Quinones often covered topics like drugs, gangs, politics and immigration both when he lived in Mexico from 1994-2004 and when he worked for the L.A. Times after he moved back to the states.

He said frequently people turn to drugs when they are out of shape due to pain or medical problems, which leads to addiction.

“I realized I have to be the change I want to see in the country,” Quinones said. “So I stopped drinking sodas. This says a lot about corporate power and the ability of pharmaceutical companies to market these as great. They get millions of doctors to change how they practice medicine.”

Holding yourself accountable is one way to combat this problem, Quinones said.

“Doctors across the country have been convinced that the only way to treat pain is to plaster it with pharmaceutical painkillers,” Quinones said. “This all plays a part in the story of who we become as a country.”

When he had surgery a few years ago, he was prescribed a large amount of pain killers. He said he was not educated on the dangers of the pills’ addictiveness, but he was able to stop taking them after two pills.

“They just told me to ‘take as needed,’” Quinones said. “We need to start asking questions about why we need 60 pills for routine surgery recovery that will last more than one or two days. That’s how you get to a black market of opioid pills.”
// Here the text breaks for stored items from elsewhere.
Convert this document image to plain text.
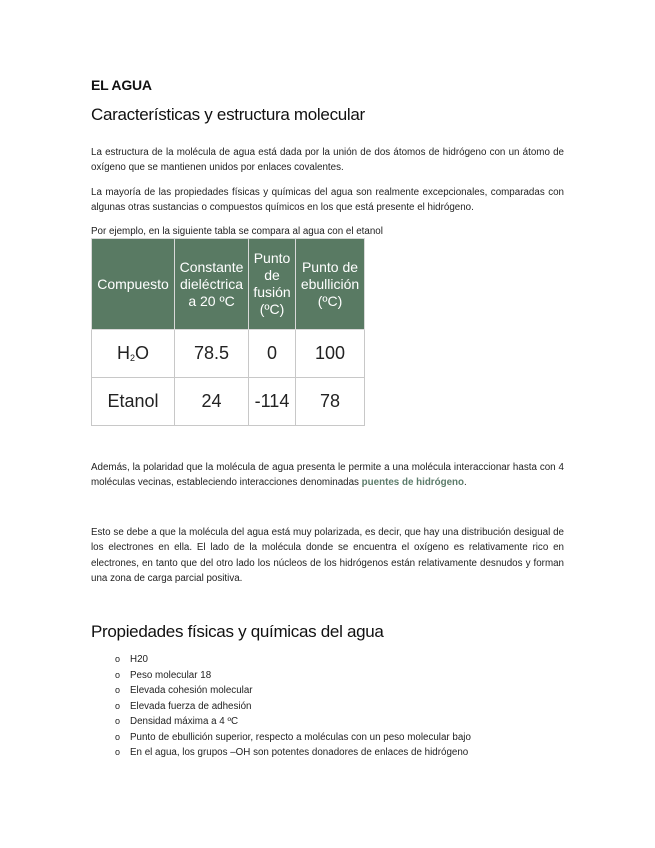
EL AGUA
Características y estructura molecular

La estructura de la molécula de agua está dada por la unión de dos átomos de hidrógeno con un átomo de oxígeno que se mantienen unidos por enlaces covalentes.

La mayoría de las propiedades físicas y químicas del agua son realmente excepcionales, comparadas con algunas otras sustancias o compuestos químicos en los que está presente el hidrógeno.

Por ejemplo, en la siguiente tabla se compara al agua con el etanol

Compuesto	Constante dieléctrica a 20 ºC	Punto de fusión (ºC)	Punto de ebullición (ºC)
$H_2O$	78.5	0	100
Etanol	24	-114	78

Además, la polaridad que la molécula de agua presenta le permite a una molécula interaccionar hasta con 4 moléculas vecinas, estableciendo interacciones denominadas puentes de hidrógeno.

Esto se debe a que la molécula del agua está muy polarizada, es decir, que hay una distribución desigual de los electrones en ella. El lado de la molécula donde se encuentra el oxígeno es relativamente rico en electrones, en tanto que del otro lado los núcleos de los hidrógenos están relativamente desnudos y forman una zona de carga parcial positiva.

Propiedades físicas y químicas del agua
o H20
o Peso molecular 18
o Elevada cohesión molecular
o Elevada fuerza de adhesión
o Densidad máxima a 4 ºC
o Punto de ebullición superior, respecto a moléculas con un peso molecular bajo
o En el agua, los grupos –OH son potentes donadores de enlaces de hidrógeno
He also said the public defenders who work with drug dealers often don’t show remorse for helping the dealers.

“I was surprised at how little they cared,” Quinones said.

Sometimes when a poor community is able to profit from selling drugs, it starts a vicious cycle, he said.

“Heroin helps you build a house in nine months instead of nine years or 15 years,” Quinones said. “The houses are nicely built. I talked to one guy who knew someone who went to sell heroin in the United States and was the first to come home and have a house with an automated garage door.”

That house was like a recruiting poster for others to start selling heroin, he said.

“That overpowers normal traditions,” Quinones said. “Before this, everyone was poor and didn’t know there was another way. You couldn’t be a man of respect without an automated garage door. The only way to get that quickly in this town is by selling heroin.”